Contents

1. 1. Input Specification:
2. 2. Output Specification:
3. 3. Sample Input:
4. 4. Sample Output:

This time, you are supposed to find A×B where A and B are two polynomials.

Input Specification:

Each input file contains one test case. Each case occupies 2 lines, and each line contains the information of a polynomial:

K N1 aN1 N2 aN2 … NK aNK

where K is the number of nonzero terms in the polynomial, Ni and aNi (i=1,2,⋯,K) are the exponents and coefficients, respectively. It is given that 1≤K≤10, 0≤NK<⋯<N2<N1≤1000.

Output Specification:

For each test case you should output the product of A and B in one line, with the same format as the input. Notice that there must be NO extra space at the end of each line. Please be accurate up to 1 decimal place.

Sample Input:

2 1 2.4 0 3.2
2 2 1.5 1 0.5

Sample Output:

3 3 3.6 2 6.0 1 1.6

题目大意：给出两行代表两个多项式，每一行第一个数字代表项数，之后每对数字的是未知数指数，后一个是系数，求出两个多项式相乘后的结果。
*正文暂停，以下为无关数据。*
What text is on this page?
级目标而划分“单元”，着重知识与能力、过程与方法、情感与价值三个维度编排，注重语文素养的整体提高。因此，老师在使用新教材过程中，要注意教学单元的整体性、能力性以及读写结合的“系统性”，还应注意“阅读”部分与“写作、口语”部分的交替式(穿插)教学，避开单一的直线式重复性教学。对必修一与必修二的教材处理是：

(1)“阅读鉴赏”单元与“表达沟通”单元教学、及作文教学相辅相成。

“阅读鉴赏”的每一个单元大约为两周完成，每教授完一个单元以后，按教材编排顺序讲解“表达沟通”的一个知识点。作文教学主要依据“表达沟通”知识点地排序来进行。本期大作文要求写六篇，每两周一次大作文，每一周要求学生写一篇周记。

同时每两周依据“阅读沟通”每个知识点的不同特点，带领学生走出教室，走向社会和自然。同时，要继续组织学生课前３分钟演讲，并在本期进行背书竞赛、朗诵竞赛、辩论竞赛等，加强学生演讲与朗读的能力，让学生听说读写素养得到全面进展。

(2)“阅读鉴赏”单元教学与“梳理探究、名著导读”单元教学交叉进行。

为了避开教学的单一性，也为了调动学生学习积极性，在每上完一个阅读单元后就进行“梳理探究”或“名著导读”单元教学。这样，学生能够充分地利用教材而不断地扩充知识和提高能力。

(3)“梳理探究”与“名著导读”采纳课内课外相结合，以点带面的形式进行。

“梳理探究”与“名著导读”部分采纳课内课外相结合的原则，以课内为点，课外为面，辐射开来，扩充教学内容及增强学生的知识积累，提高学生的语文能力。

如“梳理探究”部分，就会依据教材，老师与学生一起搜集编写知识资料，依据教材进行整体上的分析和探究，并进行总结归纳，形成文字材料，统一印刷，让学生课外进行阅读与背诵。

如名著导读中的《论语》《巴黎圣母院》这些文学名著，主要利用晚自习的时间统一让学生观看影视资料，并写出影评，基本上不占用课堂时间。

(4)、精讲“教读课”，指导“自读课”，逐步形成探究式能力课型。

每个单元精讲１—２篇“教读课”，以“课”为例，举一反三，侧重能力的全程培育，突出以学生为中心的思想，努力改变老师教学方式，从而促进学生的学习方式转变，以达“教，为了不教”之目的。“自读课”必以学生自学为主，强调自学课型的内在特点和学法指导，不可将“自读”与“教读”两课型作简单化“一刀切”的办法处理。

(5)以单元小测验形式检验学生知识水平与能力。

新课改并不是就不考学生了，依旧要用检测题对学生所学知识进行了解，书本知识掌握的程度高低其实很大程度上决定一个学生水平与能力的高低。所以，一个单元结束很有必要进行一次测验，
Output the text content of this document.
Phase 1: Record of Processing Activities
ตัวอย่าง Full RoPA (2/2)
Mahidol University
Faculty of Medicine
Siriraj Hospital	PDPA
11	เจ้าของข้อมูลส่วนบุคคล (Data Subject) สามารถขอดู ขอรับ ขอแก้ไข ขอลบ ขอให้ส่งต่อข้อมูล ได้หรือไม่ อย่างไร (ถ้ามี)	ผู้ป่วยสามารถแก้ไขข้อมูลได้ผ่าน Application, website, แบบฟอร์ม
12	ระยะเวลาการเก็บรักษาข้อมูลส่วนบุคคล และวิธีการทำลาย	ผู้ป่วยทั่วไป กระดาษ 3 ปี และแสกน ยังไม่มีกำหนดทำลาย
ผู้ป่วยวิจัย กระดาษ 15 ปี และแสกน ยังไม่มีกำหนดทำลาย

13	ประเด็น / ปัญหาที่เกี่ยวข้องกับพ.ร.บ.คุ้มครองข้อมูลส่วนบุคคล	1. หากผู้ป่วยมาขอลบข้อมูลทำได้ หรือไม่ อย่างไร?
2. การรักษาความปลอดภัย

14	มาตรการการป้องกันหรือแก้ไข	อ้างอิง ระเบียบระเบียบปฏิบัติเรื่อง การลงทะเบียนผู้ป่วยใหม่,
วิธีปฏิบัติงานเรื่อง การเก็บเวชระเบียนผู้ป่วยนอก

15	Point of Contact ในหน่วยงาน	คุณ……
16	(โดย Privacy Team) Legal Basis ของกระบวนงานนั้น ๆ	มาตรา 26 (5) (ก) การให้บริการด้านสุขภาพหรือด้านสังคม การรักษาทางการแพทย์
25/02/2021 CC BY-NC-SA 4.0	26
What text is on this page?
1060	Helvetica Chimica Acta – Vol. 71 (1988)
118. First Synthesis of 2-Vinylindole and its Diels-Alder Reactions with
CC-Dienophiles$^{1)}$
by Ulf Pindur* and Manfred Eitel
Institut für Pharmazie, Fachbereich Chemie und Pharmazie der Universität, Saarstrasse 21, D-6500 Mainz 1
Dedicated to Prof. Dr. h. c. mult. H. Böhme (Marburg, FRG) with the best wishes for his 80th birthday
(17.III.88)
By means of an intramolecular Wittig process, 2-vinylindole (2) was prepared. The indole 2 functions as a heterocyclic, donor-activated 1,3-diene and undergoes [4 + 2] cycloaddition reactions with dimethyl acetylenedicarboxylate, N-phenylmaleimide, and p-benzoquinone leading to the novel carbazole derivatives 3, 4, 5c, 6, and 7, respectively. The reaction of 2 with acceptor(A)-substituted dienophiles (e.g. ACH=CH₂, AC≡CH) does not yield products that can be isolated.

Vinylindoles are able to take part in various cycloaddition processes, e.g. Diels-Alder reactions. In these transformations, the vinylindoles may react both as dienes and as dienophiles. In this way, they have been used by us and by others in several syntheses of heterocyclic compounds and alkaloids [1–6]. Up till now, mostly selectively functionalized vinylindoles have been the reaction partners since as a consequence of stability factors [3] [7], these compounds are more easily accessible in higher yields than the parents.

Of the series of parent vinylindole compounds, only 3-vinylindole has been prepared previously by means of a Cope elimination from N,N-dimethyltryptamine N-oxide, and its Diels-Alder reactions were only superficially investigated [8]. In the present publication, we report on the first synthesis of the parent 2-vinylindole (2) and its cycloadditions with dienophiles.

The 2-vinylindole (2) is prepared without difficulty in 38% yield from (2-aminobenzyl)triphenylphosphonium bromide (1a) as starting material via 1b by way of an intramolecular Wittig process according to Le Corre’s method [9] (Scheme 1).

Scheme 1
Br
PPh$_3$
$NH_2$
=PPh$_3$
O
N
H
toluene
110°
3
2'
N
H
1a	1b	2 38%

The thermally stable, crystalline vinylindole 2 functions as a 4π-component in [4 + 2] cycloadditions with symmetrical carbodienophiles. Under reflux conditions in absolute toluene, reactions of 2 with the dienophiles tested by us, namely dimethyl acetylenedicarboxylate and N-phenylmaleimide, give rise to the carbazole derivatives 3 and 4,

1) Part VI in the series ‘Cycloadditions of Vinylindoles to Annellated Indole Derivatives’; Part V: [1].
题目给出例子的第一行代表2.4x+3.2；第二行代表1.5x²+0.5x，相乘后结果为3.6x³+6x²+1.6x。答案第一个数字是结果多项式的项数，其后每一项的系数保留一位小数。

分析：将两个多项式分别保存在两个double数组b[]和b[]中，将相乘后的结果保存到另一个数组c[]中。对结果c[]进行遍历，若某一项不为0则表示该项存在，下标是未知数指数，其中的数据是其系数。

#include<iostream>
using namespace std;
int main(){
    double a[1010]={0},b[1010]={0},c[2010]={0},y;
    int n,x,cnt=0;
    cin >> n;
    for (int i=0;i<n;i++){
        cin >> x >> y;
        a[x] = y;
    }
    cin >> n;
    for (int i=0;i<n;i++){
        cin >> x >> y;
        b[x] = y;
    }
    for (int i=1000;i>=0;i--){
        if (a[i] == 0) continue;
        for (int j=1000;j>=0;j--){
            if (b[j] == 0) continue;
            else c[i+j] += a[i] * b[j];
        }
    }
    for (int i=2000;i>=0;i--)
        if (c[i] != 0) cnt++;
    cout << cnt;
    for (int i=2000;i>=0;i--)
        if (c[i] != 0) printf(" %d %.1f",i,c[i]);
    return 0;
}